Larraitz Altuna, one of the recent ERA trainees, points out that “Our coops were established with several common features like small differentials between least and highest paid employees and the ethos of shared risk and reward remains true today”. Typically pay differentials are no more than 1:7, but with the approval of the workers councils this can be extended in some circumstances in recent years to as much as 1:25 to attract essential skills. However, 90% of the members are still within a multiple of 4 from each other – ie, 1:4 ratio between lowest and highest paid in a given enterprise. Decision making structures involve layers of councils elected by the layer beneath and regular elections. The coops have a moderating influence on the society, with their social ethics extending to businesses that they do business with, which are not themselves coops, and into civil institutions and social groups’ decision making. The coops were always intended to be integrated with the society and the community.
There is a legal requirement for coops to put 20% of their profit to reserves. Coops are organizations of variable share capital and are not listed in the stock market. Part of their credibility is based on the amount in the reserves – with legal requirements for minimum reserve levels. Once the profit and loss statement has been prepared and all taxes have been deducted, the net surplus or loss is divided into three sections: social funds, reserve fund and dividends. Coops are taxed at a lower level than other types of enterprise (28% for capital companies and 21% for cooperatives).

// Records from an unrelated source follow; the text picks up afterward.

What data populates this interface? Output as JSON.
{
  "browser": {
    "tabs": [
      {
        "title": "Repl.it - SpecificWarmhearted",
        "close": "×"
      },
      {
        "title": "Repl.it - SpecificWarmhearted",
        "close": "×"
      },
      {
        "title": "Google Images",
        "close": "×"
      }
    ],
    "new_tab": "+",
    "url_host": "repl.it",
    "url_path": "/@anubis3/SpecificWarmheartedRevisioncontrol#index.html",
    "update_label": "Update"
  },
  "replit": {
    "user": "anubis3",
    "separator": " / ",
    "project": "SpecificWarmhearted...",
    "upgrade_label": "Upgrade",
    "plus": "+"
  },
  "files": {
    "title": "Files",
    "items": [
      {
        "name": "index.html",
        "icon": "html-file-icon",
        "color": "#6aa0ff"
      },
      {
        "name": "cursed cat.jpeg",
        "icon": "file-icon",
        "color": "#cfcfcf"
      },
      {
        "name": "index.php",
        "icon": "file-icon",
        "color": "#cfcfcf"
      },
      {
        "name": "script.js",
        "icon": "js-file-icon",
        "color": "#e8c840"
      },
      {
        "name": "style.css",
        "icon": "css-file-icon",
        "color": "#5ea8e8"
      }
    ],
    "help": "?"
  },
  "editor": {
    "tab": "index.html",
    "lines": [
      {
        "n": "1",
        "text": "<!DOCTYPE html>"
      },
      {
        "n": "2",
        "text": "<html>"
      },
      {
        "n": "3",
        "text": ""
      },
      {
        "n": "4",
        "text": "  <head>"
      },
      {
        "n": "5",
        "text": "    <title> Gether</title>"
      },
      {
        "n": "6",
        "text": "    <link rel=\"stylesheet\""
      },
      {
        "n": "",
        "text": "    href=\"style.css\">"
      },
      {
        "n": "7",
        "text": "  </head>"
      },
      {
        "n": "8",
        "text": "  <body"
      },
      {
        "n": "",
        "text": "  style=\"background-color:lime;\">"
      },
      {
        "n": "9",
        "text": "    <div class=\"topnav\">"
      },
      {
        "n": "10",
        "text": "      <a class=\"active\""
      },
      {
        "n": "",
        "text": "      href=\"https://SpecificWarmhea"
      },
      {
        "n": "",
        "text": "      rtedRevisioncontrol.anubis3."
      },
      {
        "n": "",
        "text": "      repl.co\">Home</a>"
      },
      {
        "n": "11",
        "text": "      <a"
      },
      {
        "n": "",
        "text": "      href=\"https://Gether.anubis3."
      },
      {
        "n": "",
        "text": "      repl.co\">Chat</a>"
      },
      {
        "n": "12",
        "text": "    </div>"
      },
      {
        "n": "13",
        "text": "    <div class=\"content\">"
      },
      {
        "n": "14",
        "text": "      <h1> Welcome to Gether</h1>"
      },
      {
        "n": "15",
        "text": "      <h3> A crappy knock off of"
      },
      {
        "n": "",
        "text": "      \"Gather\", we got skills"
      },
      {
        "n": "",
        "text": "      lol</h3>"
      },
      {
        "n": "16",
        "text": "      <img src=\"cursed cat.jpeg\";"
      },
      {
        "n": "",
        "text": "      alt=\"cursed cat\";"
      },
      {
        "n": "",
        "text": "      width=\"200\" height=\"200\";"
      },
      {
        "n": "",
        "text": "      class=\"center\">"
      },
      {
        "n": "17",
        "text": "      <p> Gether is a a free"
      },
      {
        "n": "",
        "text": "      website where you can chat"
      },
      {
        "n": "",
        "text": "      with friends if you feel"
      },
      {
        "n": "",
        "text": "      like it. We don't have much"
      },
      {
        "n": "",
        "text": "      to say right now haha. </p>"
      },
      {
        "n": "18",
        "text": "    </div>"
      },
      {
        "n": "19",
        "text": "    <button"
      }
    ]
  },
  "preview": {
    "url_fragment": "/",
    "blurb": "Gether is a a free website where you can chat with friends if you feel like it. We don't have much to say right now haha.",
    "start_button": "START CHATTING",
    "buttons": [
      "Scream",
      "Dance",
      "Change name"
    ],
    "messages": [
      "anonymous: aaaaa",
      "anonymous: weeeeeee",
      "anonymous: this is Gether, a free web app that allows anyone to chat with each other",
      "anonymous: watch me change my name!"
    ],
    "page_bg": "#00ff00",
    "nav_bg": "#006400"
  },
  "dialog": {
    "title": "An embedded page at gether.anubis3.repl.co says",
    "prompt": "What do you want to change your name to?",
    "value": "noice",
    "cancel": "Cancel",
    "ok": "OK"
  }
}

Originally profits were always ploughed into the company. Today, most of any dividend is still kept within the company on behalf of individuals, thus increasing the amount of capital each member has invested in the co-operative. Only a small part of the overall dividend or loss is paid/deducted from members at the end of the year. Employees receive the dividend benefit back when they retire – or die and leave it to a spouse, but there is increasing pressure from some workers to have more dividend returns paid more immediately – as social attitudes are influenced by material/consumerist “have it now” society. There is a tendency in all the coops to assume a “business as usual” macro-economic context and many are involved in feeding consumer society activities like making parts for the automobile industry.
In other respects too, over time, the cooperatives have become more like other businesses that they compete with in global markets. The General Council of the Mondragon cooperatives therefore commissioned the Lanki group in the Humanities faculty of Mondragon University (itself a coop and part of the coop group) to address the educational gap, and the transmission of the cooperative culture.
The Bagara initiative, developed by the Lanki group with the help of other parts of the community, is helping to train/retrain workers and the wider community in the reasons for and benefits of cooperative enterprises, not just in the historical context, but specifically to understand the risks and opportunities in a 21st century context of energy security, resource depletion and climate change.
This includes sub-projects in ecological knowledge, cultural understanding and ethics, youth-work, housing, and caring for the elderly and is why, says Larraitz, “we find the systemic Transition approach so interesting and exciting, as we explore a new relevant and practical strategic social narrative for the coop movement”.